Ácido Muriático
Hace unos meses me levanté con
la certeza de que iba a leer las palabras ácido
muriático en alguna parte. Fue tan repentina la aparición de estas dos
palabras en ese lugar etéreo de mi cabeza en el que resuenan las palabras que
poco o nada tienen que ver con la laringe, las cuerdas vocales ni la lengua, que me
sorprendí y con una sonrisa me dije de manera divertida: vamos a ver.
No sé para qué sirve el ácido
muriático. No sé dónde leí por primera vez esas palabras, ni por qué me sonaban
tan tóxicas. En todo caso, no era la primera vez que me pasaba algo semejante:
la vez pasada soñé con la palabra elucubraciones.

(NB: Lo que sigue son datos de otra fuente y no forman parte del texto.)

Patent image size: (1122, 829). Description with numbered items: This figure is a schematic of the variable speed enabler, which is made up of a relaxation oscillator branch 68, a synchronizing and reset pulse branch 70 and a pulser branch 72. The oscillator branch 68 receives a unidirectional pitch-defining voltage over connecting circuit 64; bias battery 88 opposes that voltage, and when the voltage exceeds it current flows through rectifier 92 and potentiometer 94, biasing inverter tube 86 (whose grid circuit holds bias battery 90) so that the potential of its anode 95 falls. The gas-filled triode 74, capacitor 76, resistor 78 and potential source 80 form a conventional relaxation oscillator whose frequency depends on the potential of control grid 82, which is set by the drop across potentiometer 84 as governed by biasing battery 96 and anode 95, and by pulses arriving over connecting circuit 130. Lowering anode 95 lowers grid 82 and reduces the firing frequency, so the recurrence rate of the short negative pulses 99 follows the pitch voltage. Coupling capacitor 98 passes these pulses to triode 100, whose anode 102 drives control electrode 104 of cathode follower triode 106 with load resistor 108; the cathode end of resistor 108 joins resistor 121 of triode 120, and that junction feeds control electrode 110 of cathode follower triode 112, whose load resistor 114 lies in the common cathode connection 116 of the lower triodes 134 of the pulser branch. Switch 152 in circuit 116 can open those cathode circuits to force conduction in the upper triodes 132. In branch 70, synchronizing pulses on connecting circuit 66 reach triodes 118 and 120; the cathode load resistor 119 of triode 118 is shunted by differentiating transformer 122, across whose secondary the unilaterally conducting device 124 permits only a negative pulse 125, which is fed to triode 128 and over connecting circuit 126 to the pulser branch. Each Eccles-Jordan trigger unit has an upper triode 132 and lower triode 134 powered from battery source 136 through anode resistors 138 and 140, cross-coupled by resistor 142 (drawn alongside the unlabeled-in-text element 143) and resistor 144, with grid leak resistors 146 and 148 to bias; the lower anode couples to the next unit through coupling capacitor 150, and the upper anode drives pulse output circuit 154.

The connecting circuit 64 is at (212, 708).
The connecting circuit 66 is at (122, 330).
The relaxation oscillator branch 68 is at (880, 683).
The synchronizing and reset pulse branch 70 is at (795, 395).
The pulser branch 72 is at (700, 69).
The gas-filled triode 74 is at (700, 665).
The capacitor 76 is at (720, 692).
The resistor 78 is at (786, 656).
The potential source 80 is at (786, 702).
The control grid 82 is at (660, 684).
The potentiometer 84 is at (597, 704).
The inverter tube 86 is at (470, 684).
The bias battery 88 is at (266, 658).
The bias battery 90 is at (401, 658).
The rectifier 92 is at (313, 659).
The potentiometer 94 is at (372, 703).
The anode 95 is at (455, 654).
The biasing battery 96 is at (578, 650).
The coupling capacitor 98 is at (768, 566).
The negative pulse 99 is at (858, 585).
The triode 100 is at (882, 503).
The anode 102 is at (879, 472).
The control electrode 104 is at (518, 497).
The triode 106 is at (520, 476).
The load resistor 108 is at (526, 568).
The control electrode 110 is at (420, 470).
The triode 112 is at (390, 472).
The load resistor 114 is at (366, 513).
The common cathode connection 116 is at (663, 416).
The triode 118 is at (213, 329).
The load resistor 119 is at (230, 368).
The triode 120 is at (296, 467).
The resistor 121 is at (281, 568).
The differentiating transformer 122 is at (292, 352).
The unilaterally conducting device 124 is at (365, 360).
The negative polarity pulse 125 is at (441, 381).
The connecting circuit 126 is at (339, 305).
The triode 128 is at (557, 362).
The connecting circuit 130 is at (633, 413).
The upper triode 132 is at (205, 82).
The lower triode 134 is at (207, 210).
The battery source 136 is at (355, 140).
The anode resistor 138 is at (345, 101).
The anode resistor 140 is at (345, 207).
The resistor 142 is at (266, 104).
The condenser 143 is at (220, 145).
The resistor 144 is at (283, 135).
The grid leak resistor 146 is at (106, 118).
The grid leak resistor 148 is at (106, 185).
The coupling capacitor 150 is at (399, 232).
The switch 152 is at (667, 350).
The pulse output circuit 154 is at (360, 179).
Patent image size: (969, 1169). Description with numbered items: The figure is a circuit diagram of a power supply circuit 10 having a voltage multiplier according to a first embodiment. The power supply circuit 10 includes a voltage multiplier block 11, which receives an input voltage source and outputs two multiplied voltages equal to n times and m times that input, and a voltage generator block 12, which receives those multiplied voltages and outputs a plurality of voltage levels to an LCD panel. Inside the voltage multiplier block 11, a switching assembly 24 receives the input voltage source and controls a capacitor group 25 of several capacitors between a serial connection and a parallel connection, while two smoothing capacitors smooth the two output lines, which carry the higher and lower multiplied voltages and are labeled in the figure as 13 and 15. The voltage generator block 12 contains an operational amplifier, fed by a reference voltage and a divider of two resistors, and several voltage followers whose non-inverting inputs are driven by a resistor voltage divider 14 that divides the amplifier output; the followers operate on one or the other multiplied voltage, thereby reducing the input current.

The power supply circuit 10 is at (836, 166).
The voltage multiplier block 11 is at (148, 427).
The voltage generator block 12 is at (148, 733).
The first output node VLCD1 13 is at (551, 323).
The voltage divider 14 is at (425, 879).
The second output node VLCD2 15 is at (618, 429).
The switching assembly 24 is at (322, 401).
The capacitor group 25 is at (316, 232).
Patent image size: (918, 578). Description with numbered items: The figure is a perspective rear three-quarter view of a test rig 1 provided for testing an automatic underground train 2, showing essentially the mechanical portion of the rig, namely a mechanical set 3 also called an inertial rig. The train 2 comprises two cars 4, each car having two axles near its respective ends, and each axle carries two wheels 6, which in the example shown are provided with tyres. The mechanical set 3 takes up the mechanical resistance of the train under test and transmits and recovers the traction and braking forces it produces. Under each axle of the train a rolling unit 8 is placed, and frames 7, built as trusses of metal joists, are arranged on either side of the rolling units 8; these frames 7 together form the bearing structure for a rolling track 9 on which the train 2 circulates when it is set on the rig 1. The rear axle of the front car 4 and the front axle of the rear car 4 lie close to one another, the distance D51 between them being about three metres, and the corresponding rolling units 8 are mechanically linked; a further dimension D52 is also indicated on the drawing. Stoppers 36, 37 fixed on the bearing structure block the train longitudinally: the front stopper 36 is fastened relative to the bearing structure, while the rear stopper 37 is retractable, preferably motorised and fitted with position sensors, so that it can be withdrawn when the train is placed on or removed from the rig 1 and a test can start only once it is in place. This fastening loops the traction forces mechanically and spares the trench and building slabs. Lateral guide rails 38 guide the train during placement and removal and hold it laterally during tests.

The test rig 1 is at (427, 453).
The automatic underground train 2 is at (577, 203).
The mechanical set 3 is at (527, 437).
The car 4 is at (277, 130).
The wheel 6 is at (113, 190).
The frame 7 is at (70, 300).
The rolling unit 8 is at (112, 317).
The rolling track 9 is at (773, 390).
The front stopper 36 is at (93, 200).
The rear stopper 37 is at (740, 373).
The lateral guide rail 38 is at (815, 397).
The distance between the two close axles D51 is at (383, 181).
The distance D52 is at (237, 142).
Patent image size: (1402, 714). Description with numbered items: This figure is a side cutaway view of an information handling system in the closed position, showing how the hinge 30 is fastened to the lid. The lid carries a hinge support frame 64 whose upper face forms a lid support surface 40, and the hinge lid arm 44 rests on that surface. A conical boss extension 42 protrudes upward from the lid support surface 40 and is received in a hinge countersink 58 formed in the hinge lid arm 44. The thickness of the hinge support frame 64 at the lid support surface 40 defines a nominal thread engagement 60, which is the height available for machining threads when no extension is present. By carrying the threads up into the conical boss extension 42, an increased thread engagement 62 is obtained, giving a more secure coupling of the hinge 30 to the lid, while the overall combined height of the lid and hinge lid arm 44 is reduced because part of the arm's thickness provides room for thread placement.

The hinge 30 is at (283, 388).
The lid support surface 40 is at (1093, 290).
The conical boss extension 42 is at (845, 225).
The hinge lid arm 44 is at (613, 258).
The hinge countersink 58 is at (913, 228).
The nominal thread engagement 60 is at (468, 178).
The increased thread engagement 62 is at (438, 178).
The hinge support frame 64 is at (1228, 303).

No una imagen de las letras, ni dicha por alguien, no, simplemente una
resonancia que perduró hasta el momento en que desperté exaltado porque había
soñado con una palabra que existe, que tal vez había leído, pero que no sabía qué
significaba en el diccionario. Luego me pasó otra vez algo similar con la
palabra rutilante, y todavía no se me
ha quitado la pereza de buscar qué significa en el diccionario y mucho menos
qué me significa a mí.
El día en que las palabras ácido muriático se me impusieron tenía
cita con una dermatóloga (empiezan a emerger los fantasmas del sentido). El
consultorio quedaba en la Avenida del Poblado. Llegué en taxi, con susto de
llegar tarde, o tal vez queriendo que todo terminara más temprano. Teniendo
presente las palabras de Paul Verlaine acerca de que "la piel es lo más
profundo", no creo posible que en una cita dermatológica todo sea
tranquilo; en algún punto se sufre por la vacilación de la imagen que nos
esforzamos en construir y para la cual la piel es el primer vestido (que
ocultamos). La consulta se dio con la intranquilidad esperada (pofecía
autorrealizada, se contentarán en decir los fantasmas del sentido) y salí a la
Avenida del Poblado a coger un bus que me dejará en Palacé con San Juan para
coger allí el Calasanz-Boston hacia mi trabajo. Al llegar a ese punto, los
carros se apretujaban contra la cebra y el bus en el que iba quedó lejos del
semáforo. Tenía que bajarme allí o de lo contrario cuando cambiara a verde y se
armara la algarabía de los pitos y los aceleradores impacientes me dejaría
bajar 5 minutos después de haber tocado el timbre. Salté del trampolín, me
zambullí en el tráfico y cuando crucé a la otra acera ahí estaban, en
diferentes tamaños, etiquetando tarros grandes y pequeños, como de jabón de
piso, las palabras Ácido Muriático.
Paré dos milisegundos, asombrado, y me reí en voz alta, tratando de no hacer
demasiado escándalo pero con unas ganas rayuelianas de parar a todo el mundo y
decirles a gritos "¡vean, hoy reté al lenguaje, a la vida no sé a quién! Tuve la certeza de que hoy iba a leer estas palabras y aquí están, aquí, aquí escritas. ¡¡Y lo peor
es que no sé si gané o perdí!!!".
Pero como uno es tan
reprochablemente poco rayueliano, seguí hacia el paradero, cogí el Calasanz
Bostón, me fui a trabajar y me guardé esta historia, hasta hoy.